It’s more than the armrest argument and the seat swapping dilemma.
Flying on an airplane means sitting in a tight space, with a bunch of strangers, and no escape until you arrive to your destination. It’s not always glamorous and your fellow passengers can really play a role in how well or no-so-great the flight goes. Proper airplane etiquette will go a long way to making sure everyone is comfortable.
The Journo team wants to prepare you so that you aren’t one of those flight-experience ruining passengers so we’ve created a guide about what you need to know about airplane etiquette.
When you’re getting onto the airplane, sit down and get out of the way.
We see this way too often, you finally get to your seat and there are people standing in the aisle, rummaging through their bags, and just taking their sweet time.
We get it, you might need to grab a few things before you put your bag above you in the storage compartments but be prepared before you board and have those in-flight items in hand so you can get to your seat, store your bag, and sit down as soon as possible.
Store your bag above you.
Unless you have a smaller purse or backpack and depending on the amount of space around you, your bag is just going to be in the way if it’s by your feet.
Be courteous to other passengers as this also creates a problem when they need to get up and get past you (if you’re in the middle or aisle seat), to stretch their legs, use the restroom, etc.
Be mindful of how much noise you make.
If you’re watching TV, watching Netflix, or just jammin’ out to some tunes – be mindful of the volume of these things. It can be really annoying when someone is trying to rest and they hear your choice of music or show blasting through their head.
Try not to be too messy with food – it’s a tight space! 🍴
We all live different lives and we’re all raised differently. Some of us are taught to eat neatly and with our mouths closed and others are not. And that’s okay. But be mindful of who is around you, where your food lands, and try not to chew too obnoxiously.
Know how to share the armrests.
If you’re on the end, you obviously get the armrest on your end. The middle seat passenger technically has access to both armrests if they choose to.
And if you are that middle passenger, you’re already in a spot that you probably aren’t crazy about – squished between two people. So if you want two armrests (this is New Jersey talking), stand your ground and you glue those elbows down for a long enough period of time that the other passengers know you aren’t kidding.
Or, you can just politely talk to them about it. However, most people will say the middle seat always gets both armrests.
Keep your shoes on – please. 👞
I get it if your feet are tired and they need a break from your shoes, but no one really wants to see or smell anyone else’s feet on a flight!

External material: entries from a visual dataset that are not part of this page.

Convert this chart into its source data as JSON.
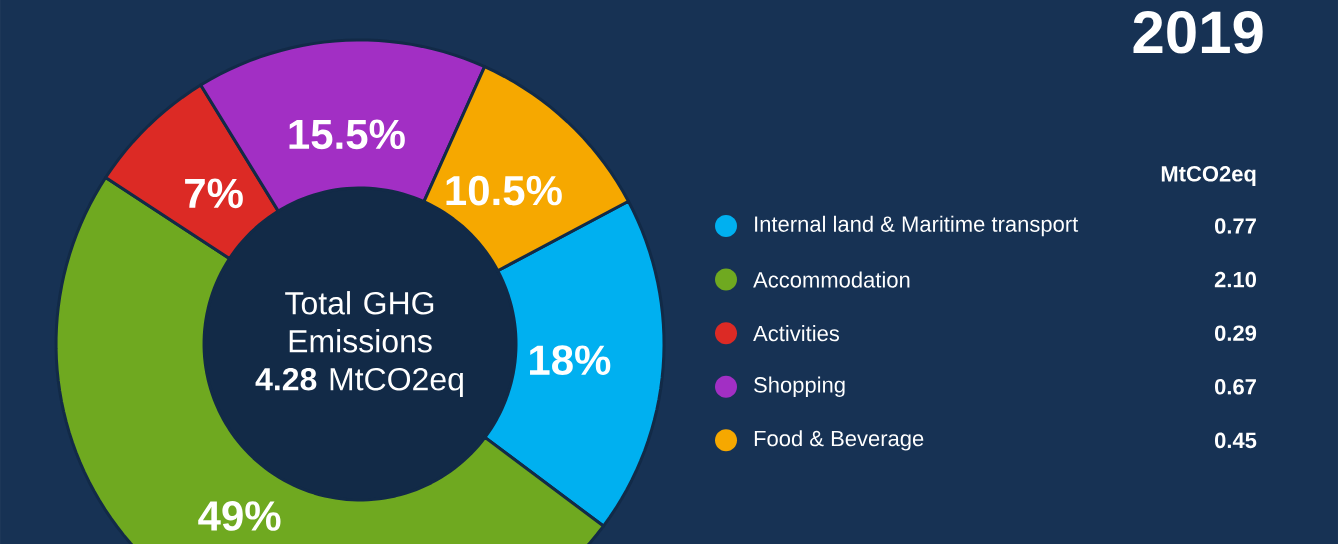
{
  "chart_data": {
    "type": "donut",
    "title": "2019",
    "legend_title": "MtCO2eq",
    "legend": "right",
    "categories": [
      "Internal land & Maritime transport",
      "Accommodation",
      "Activities",
      "Shopping",
      "Food & Beverage"
    ],
    "values": [
      18,
      49,
      7,
      15.5,
      10.5
    ],
    "value_labels": [
      "18%",
      "49%",
      "7%",
      "15.5%",
      "10.5%"
    ],
    "colors": [
      "#00b0f0",
      "#6fa920",
      "#dc2a25",
      "#a22fc4",
      "#f6a800"
    ],
    "annotations": [
      "Total GHG Emissions",
      "**4.28** MtCO2eq",
      "0.77",
      "2.10",
      "0.29",
      "0.67",
      "0.45"
    ]
  }
}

Keep your shoes on, unless it’s a flight where you are sitting alone and there aren’t people around you.
Use the window shade wisely.
It’s always nice to ask those around you if it’s okay to keep it up or to keep it down.
I think the best rule of thumb is this – if it’s extremely sunny out and the light is beaming through the plane – and you notice the person next to you is trying to sleep, then putting the window shade down is courteous. Night flights or red-eyes don’t really apply to this rule – so do with the window shade as you please.

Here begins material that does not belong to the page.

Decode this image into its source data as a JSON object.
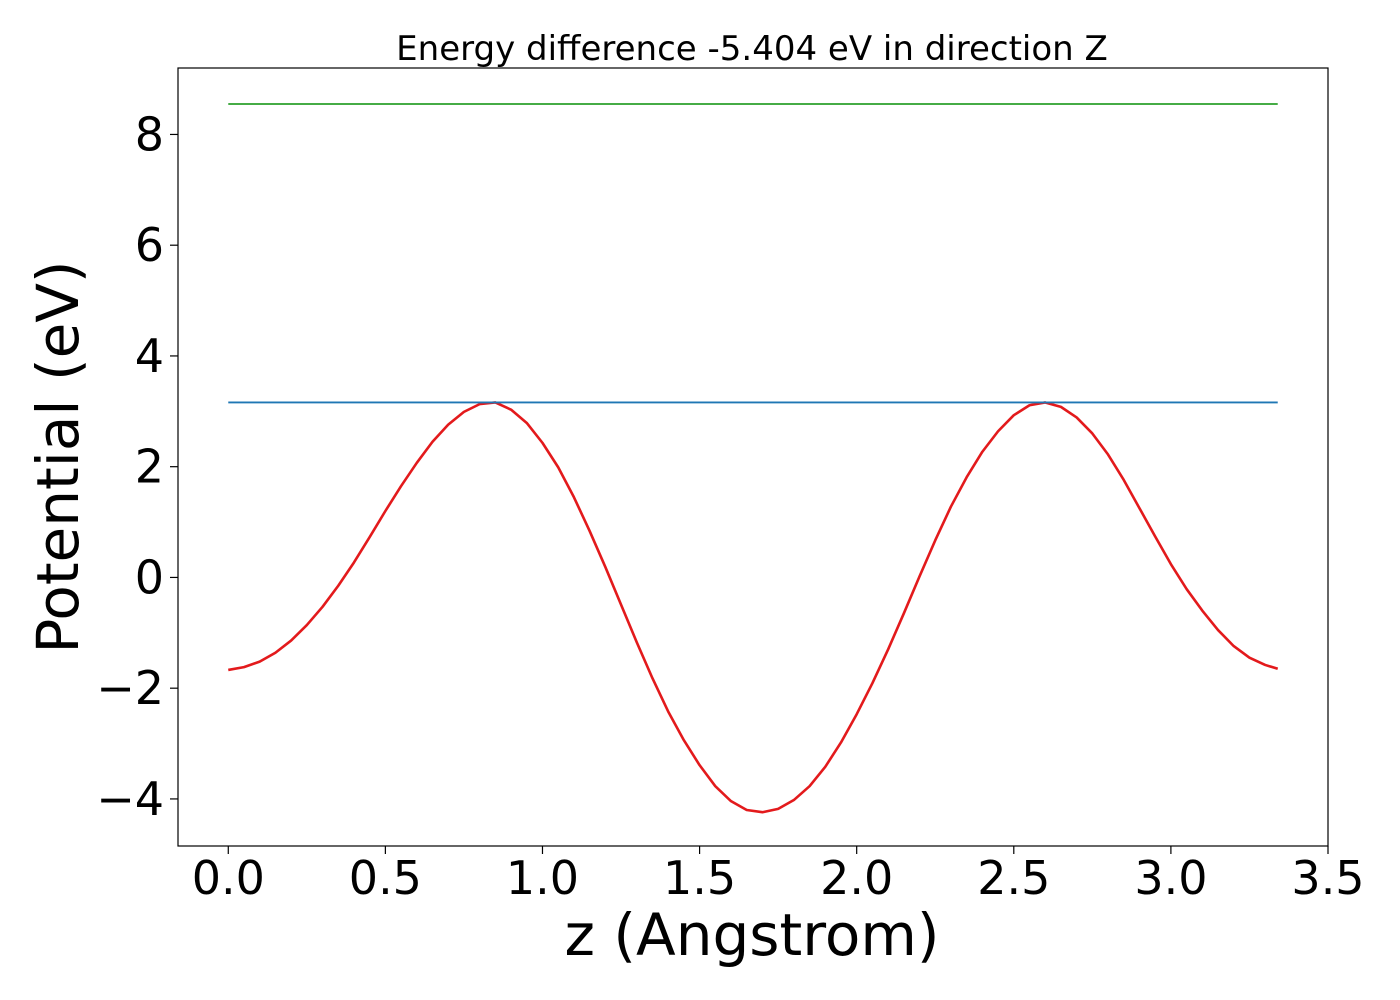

Turn your phone on silent and switch to airplane mode. ✈️
Just like you don’t want to hear someone else’s music or movie, you don’t want to hear the constant buzz or ring of someone’s phone from messages or other notifications. Turn it to silent when you get on the plane. Be mindful of any repeating alarms that might go off.
Remember making sure your devices are switched to airplane mode is a rule, not a courtesy. Phone interference can seriously affect a plane’s inner workings – so please do this no matter what.
Don’t wake your neighbor, unless you absolutely have to (or they request you to).
It’s nice to be thoughtful of others when the drink cart comes around, but waking someone up to tell them this is not okay.
Do not wake your neighbor, unless you know them well and spoke to them about this. Otherwise, the only time you should need to wake anyone up is when you have to use the restroom.
The seat swapping dilemma.
It’s a century-old dilemma amongst airplane passengers. Should you swap seats when someone asks you to?
I don’t think there need to be two separate sides on this. As long as it isn’t affecting other passengers and it’s done in a timely manner, then I say, go for it. You can at least ask someone politely, and see if it’s okay with them. If they say no, then at least you tried.
You never know what someone has going on that day or if they strategically picked their seat for a reason. So ask nicely, but also accept a “no” nicely as well.
Know how to deal with a chatty neighbor.
This is an easy fix. If there’s someone around you that is being too chatty, then politely ask them to talk quietly. You don’t need to come off as demanding or mean, it’s not an unreasonable request!
Last but certainly not least, ask yourself this question:
To recline or not to recline?
This is by far the most controversial topic on the plane. Even more than the armrests. When is it appropriate to recline? According to Smarter Travel, there are several things you need to do in order to answer this question.
- First, always look behind you before you recline.
- Don’t ever recline during meal time. It’s just not cool.
- Only recline as much as you really need. Don’t go all the way back if you don’t have to. Do you really enjoy sitting in someone else’s lap?
- If you do choose to recline, do not drop your seat backwards, do it slowly.